Big Data does not necessarily mean Good Data. And that, as an increasing number of experts are saying more insistently, means Big Data does not automatically yield good analytics.
If the data is incomplete, out of context or otherwise contaminated, it can lead to decisions that could undermine the competitiveness of an enterprise or damage the personal lives of individuals.
One of the classic stories of how data out of context can lead to distorted conclusions comes from Harvard University professor Gary King, director of the Institute for Quantitative Social Science. A Big Data project was attempting to use Twitter feeds and other social media posts to predict the U.S. unemployment rate, by monitoring key words like "jobs," "unemployment," and "classifieds."
Using an analytics technique called sentiment analysis, the group collected tweets and other social media posts that included these words to see if there were correlations between an increase or decrease in them and the monthly unemployment rate.
[Related: Big Data investigations: Opportunity and risk ]
While monitoring them, the researchers noticed a huge spike in the number of tweets containing one of those key words. But, as King noted, they later discovered it had nothing to do with unemployment. "What they hadn't noticed was Steve Jobs died," he said.
In the telling, it's a somewhat humorous story, outside of the tragedy of Jobs' untimely passing. But the lesson is a deadly serious one for those looking to rely on the magic of Big Data to guide their decisions.
King said the mix-up over the dual meanings of "jobs" is, "just one of many similar anecdotes. Anyone working in this area has had similar experiences."
"Lists of keywords, curated by human beings, work OK for the short run, but tend to fail catastrophically over the long run," he said. "You can fix it up by adding exceptions, but there's a lot of human labor involved."
He said it is easy for anyone to create their own example just by entering a keyword into the Bing Social page.
"You'll see some relevant things and some irrelevant. If you don't change the query and watch over time, you will often find the conversation veering away in some way — sometimes a little, sometimes not at all for a while, and sometimes dramatically," he said.
But King said that overall there are many examples of big data analytics producing useful things, "so failures tend not to appear in the literature."
Kim Jones, senior vice president and CSO of Vantiv, said this is not a new problem, but one that can be magnified if people think massive amounts of data are magically going to produce good analytics.
"The Jobs example was a classic case of data without context. Data by itself doesnt equal intelligence," he said.
King agrees that context is key. He is co-founder and chief scientist of Crimson Hexagon, a big-data analytics firm that, in the words of Wayne St. Amand, its executive vice president of marketing, seeks to provide, "context, meaning and structure to online conversations."

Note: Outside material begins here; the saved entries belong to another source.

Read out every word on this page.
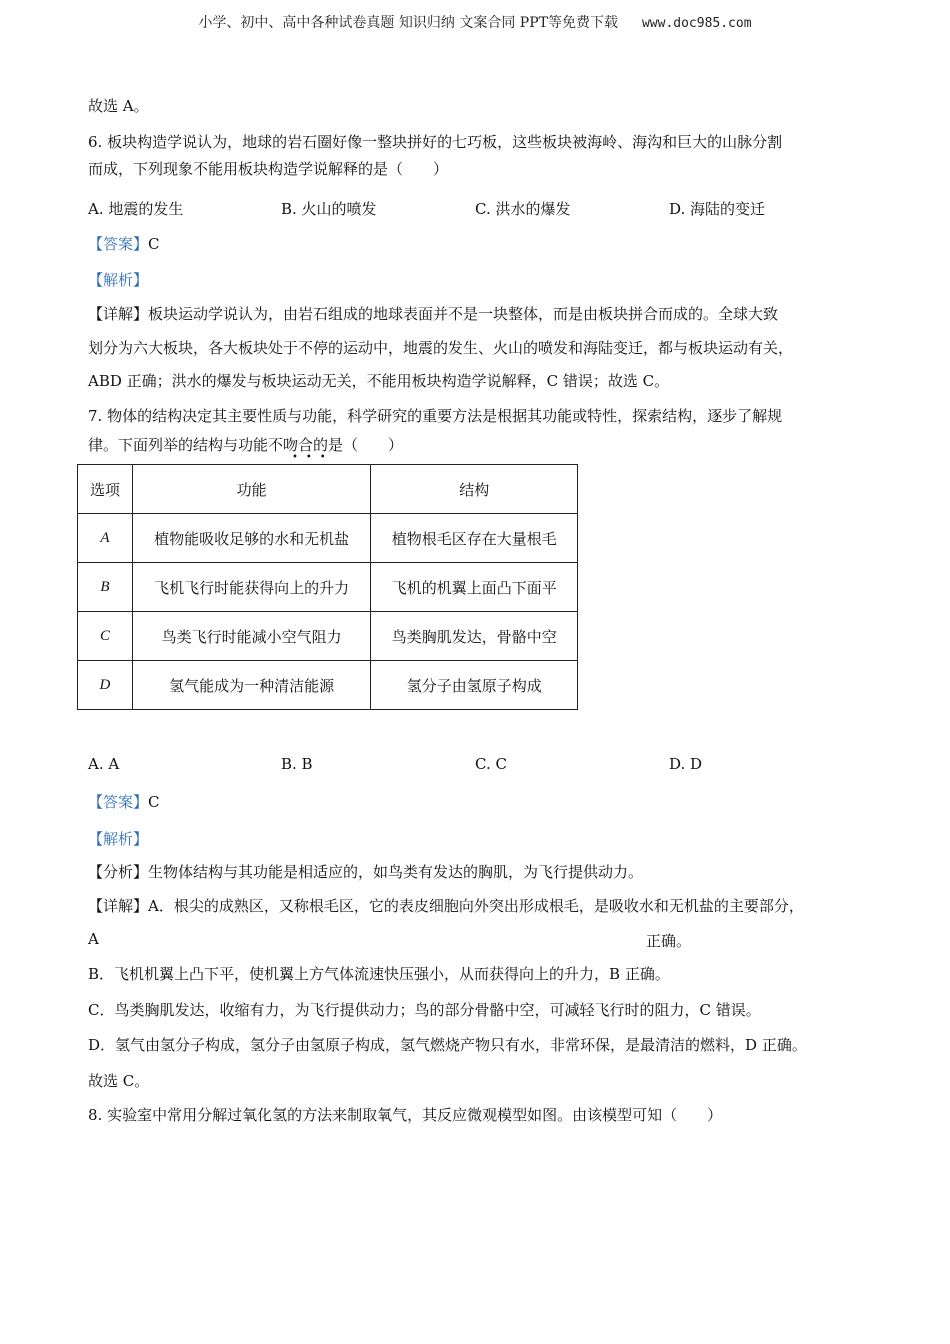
小学、初中、高中各种试卷真题 知识归纳 文案合同 PPT等免费下载 www.doc985.com
故选 A。
6. 板块构造学说认为，地球的岩石圈好像一整块拼好的七巧板，这些板块被海岭、海沟和巨大的山脉分割
而成，下列现象不能用板块构造学说解释的是（　　）
A. 地震的发生	B. 火山的喷发	C. 洪水的爆发	D. 海陆的变迁
【答案】C
【解析】
【详解】板块运动学说认为，由岩石组成的地球表面并不是一块整体，而是由板块拼合而成的。全球大致
划分为六大板块，各大板块处于不停的运动中，地震的发生、火山的喷发和海陆变迁，都与板块运动有关，
ABD 正确；洪水的爆发与板块运动无关，不能用板块构造学说解释，C 错误；故选 C。
7. 物体的结构决定其主要性质与功能，科学研究的重要方法是根据其功能或特性，探索结构，逐步了解规
律。下面列举的结构与功能不吻合的是（　　）
•••
选项	功能	结构
A	植物能吸收足够的水和无机盐	植物根毛区存在大量根毛
B	飞机飞行时能获得向上的升力	飞机的机翼上面凸下面平
C	鸟类飞行时能减小空气阻力	鸟类胸肌发达，骨骼中空
D	氢气能成为一种清洁能源	氢分子由氢原子构成
A. A	B. B	C. C	D. D
【答案】C
【解析】
【分析】生物体结构与其功能是相适应的，如鸟类有发达的胸肌，为飞行提供动力。
【详解】A．根尖的成熟区，又称根毛区，它的表皮细胞向外突出形成根毛，是吸收水和无机盐的主要部分，
A	正确。
B．飞机机翼上凸下平，使机翼上方气体流速快压强小，从而获得向上的升力，B 正确。
C．鸟类胸肌发达，收缩有力，为飞行提供动力；鸟的部分骨骼中空，可减轻飞行时的阻力，C 错误。
D．氢气由氢分子构成，氢分子由氢原子构成，氢气燃烧产物只有水，非常环保，是最清洁的燃料，D 正确。
故选 C。
8. 实验室中常用分解过氧化氢的方法来制取氧气，其反应微观模型如图。由该模型可知（　　）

Yet there are increasing examples of data without context driving decisions. The Wall Street Journal reported in February on health insurance companies using Big Data to create profiles of their members. Among the things the companies tracked was a history of buying plus-sized clothes, which could lead to a mandatory referral to weight-loss programs.
Few people would argue with encouraging people to live healthier lives, but the privacy implications are disturbing. It is possible the person buying those clothes might have been doing so for another family member. And it is not always so benign. Bloomberg BusinessWeek reported in 2008 on individuals being denied health insurance based on a history of prescription drug purchases that suggested even minor mental health conditions.

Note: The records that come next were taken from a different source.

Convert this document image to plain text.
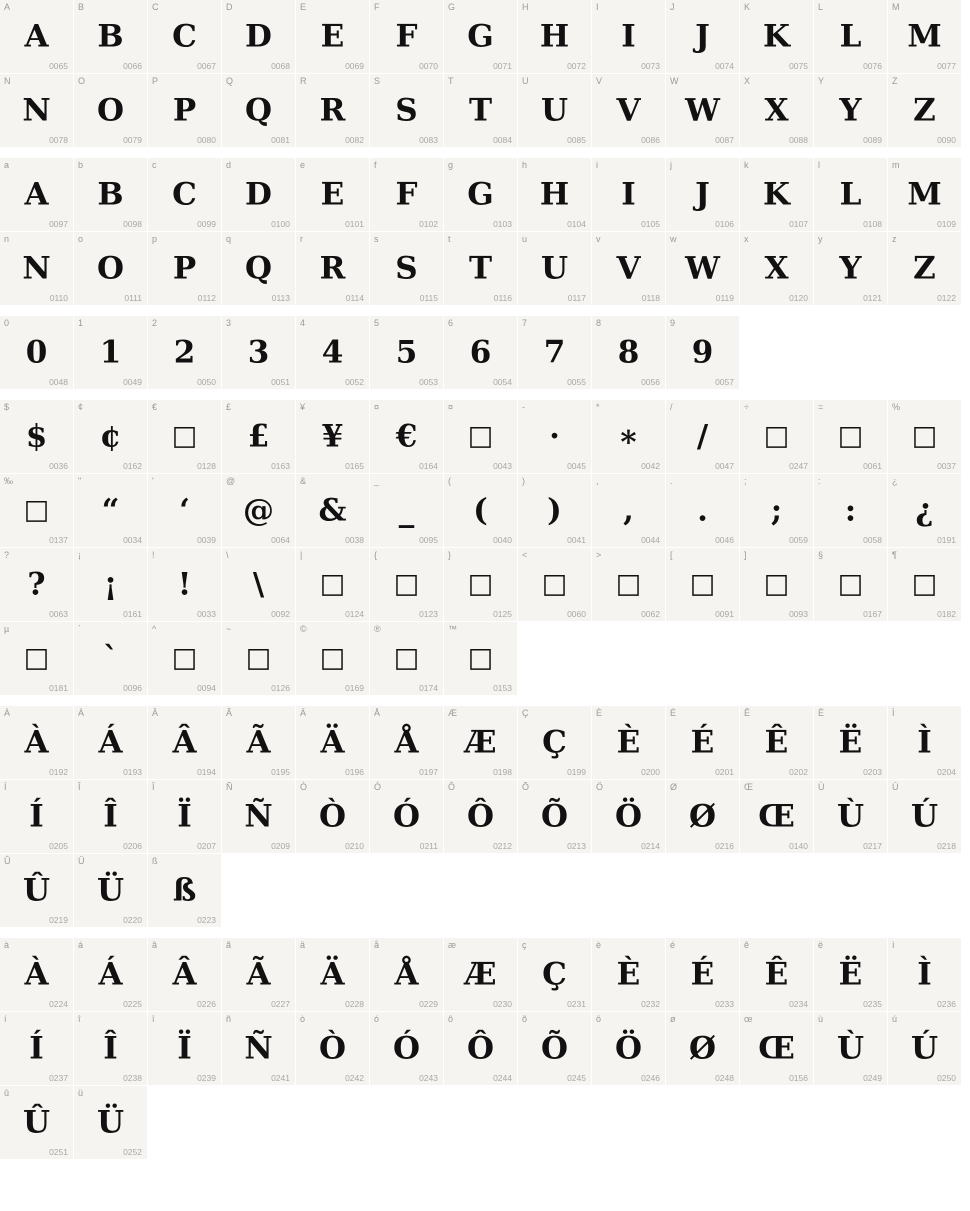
A
A
0065
B
B
0066
C
C
0067
D
D
0068
E
E
0069
F
F
0070
G
G
0071
H
H
0072
I
I
0073
J
J
0074
K
K
0075
L
L
0076
M
M
0077
N
N
0078
O
O
0079
P
P
0080
Q
Q
0081
R
R
0082
S
S
0083
T
T
0084
U
U
0085
V
V
0086
W
W
0087
X
X
0088
Y
Y
0089
Z
Z
0090
a
A
0097
b
B
0098
c
C
0099
d
D
0100
e
E
0101
f
F
0102
g
G
0103
h
H
0104
i
I
0105
j
J
0106
k
K
0107
l
L
0108
m
M
0109
n
N
0110
o
O
0111
p
P
0112
q
Q
0113
r
R
0114
s
S
0115
t
T
0116
u
U
0117
v
V
0118
w
W
0119
x
X
0120
y
Y
0121
z
Z
0122
0
0
0048
1
1
0049
2
2
0050
3
3
0051
4
4
0052
5
5
0053
6
6
0054
7
7
0055
8
8
0056
9
9
0057
$
$
0036
¢
¢
0162
€
□
0128
£
£
0163
¥
¥
0165
¤
€
0164
¤
□
0043
-
·
0045
*
∗
0042
/
/
0047
÷
□
0247
=
□
0061
%
□
0037
‰
□
0137
"
“
0034
'
‘
0039
@
@
0064
&
&
0038
_
_
0095
(
(
0040
)
)
0041
,
,
0044
.
.
0046
;
;
0059
:
:
0058
¿
¿
0191
?
?
0063
¡
¡
0161
!
!
0033
\
\
0092
|
□
0124
{
□
0123
}
□
0125
<
□
0060
>
□
0062
[
□
0091
]
□
0093
§
□
0167
¶
□
0182
µ
□
0181
`
`
0096
^
□
0094
~
□
0126
©
□
0169
®
□
0174
™
□
0153
À
À
0192
Á
Á
0193
Â
Â
0194
Ã
Ã
0195
Ä
Ä
0196
Å
Å
0197
Æ
Æ
0198
Ç
Ç
0199
È
È
0200
É
É
0201
Ê
Ê
0202
Ë
Ë
0203
Ì
Ì
0204
Í
Í
0205
Î
Î
0206
Ï
Ï
0207
Ñ
Ñ
0209
Ò
Ò
0210
Ó
Ó
0211
Ô
Ô
0212
Õ
Õ
0213
Ö
Ö
0214
Ø
Ø
0216
Œ
Œ
0140
Ù
Ù
0217
Ú
Ú
0218
Û
Û
0219
Ü
Ü
0220
ß
ß
0223
à
À
0224
á
Á
0225
â
Â
0226
ã
Ã
0227
ä
Ä
0228
å
Å
0229
æ
Æ
0230
ç
Ç
0231
è
È
0232
é
É
0233
ê
Ê
0234
ë
Ë
0235
ì
Ì
0236
í
Í
0237
î
Î
0238
ï
Ï
0239
ñ
Ñ
0241
ò
Ò
0242
ó
Ó
0243
ô
Ô
0244
õ
Õ
0245
ö
Ö
0246
ø
Ø
0248
œ
Œ
0156
ù
Ù
0249
ú
Ú
0250
û
Û
0251
ü
Ü
0252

Adam Frank, writing on the National Public Radio blog, noted that in some cases banks will deny a loan to someone based in part on their contacts on the employment networking site LinkedIn or the social networking behemoth Facebook. If your "friends" are deadbeats, your credit-worthiness may be based on their reliability.

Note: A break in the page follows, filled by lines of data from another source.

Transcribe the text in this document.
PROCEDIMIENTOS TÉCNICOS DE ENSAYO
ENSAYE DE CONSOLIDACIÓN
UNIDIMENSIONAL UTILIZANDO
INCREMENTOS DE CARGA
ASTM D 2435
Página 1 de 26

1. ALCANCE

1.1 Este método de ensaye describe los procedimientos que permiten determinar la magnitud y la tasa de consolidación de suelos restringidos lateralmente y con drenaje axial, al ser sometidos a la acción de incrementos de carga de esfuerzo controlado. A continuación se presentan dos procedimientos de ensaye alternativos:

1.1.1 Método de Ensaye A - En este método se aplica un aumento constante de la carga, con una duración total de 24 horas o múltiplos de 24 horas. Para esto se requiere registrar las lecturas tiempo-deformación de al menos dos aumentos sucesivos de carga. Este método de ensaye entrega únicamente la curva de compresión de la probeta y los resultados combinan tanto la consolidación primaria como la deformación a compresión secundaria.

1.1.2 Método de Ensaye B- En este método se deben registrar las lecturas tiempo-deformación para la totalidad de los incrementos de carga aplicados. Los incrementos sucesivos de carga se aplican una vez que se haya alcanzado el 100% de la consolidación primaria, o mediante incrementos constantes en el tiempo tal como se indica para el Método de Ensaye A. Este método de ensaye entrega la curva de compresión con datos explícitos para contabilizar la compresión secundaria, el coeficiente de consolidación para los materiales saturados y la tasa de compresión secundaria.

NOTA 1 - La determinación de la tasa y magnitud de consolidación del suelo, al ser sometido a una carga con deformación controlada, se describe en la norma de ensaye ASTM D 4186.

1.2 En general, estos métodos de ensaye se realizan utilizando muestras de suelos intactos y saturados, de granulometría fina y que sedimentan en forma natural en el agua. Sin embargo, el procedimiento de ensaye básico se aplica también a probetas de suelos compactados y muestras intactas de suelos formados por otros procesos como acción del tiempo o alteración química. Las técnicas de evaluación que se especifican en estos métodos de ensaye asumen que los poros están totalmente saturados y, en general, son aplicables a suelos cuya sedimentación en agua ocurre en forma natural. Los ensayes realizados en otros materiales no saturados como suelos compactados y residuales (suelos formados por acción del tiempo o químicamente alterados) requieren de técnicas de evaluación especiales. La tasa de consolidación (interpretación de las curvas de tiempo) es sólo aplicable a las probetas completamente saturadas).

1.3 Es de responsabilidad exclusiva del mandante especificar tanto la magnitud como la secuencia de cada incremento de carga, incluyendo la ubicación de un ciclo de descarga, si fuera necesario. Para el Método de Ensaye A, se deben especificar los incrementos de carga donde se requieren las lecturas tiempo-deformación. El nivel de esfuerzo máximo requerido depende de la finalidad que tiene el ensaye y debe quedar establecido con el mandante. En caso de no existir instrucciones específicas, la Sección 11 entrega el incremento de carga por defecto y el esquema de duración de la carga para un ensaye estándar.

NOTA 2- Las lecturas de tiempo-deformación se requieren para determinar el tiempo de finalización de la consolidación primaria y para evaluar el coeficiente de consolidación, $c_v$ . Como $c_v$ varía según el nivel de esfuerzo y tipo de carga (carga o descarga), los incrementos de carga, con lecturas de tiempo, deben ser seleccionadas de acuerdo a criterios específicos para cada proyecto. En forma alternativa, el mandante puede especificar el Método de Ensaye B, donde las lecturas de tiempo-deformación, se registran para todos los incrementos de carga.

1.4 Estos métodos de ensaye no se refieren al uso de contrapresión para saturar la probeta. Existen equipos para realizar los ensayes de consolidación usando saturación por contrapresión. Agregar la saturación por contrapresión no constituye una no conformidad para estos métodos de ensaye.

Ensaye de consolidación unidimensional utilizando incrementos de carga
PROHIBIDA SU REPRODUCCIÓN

Frank quoted Jay Stanley, senior policy analyst at the ACLU, noting on that groups blog that, "Credit card companies sometimes lower a customer's credit limit based on the repayment history of the other customers of stores where a person shops. Such 'behavioral scoring' is a form of economic guilt-by-association based on making statistical inferences about a person that go far beyond anything that person can control or be aware of."
Kim Jones said the tendency to jump to a conclusion from correlations without further analysis could have affected him personally. "During the late '80s and early '90s, data showed that Hispanic and Black males between the ages of 20 and 27 who were driving an entry-level luxury car on the I-95 corridor were likely to be drug runners," he said.
"I fit some of that profile — I'm African American, I was that age and at that time I was driving a car like that. But if I had been stopped, the police would have seen that I was wearing an Army uniform with Second Lt. bars and had a West Point ring," he said.
The point, he said, is that, "its always bad to rely just on data analytics. When you take the human element out of the equation, you by definition create a higher error rate."
In short, Big Data is a tool, but should not be considered the solution. "It can help you narrow something down from millions to perhaps 150," Jones said, "but the temptation is to let the computer do it all, and that is what is going to get you in trouble."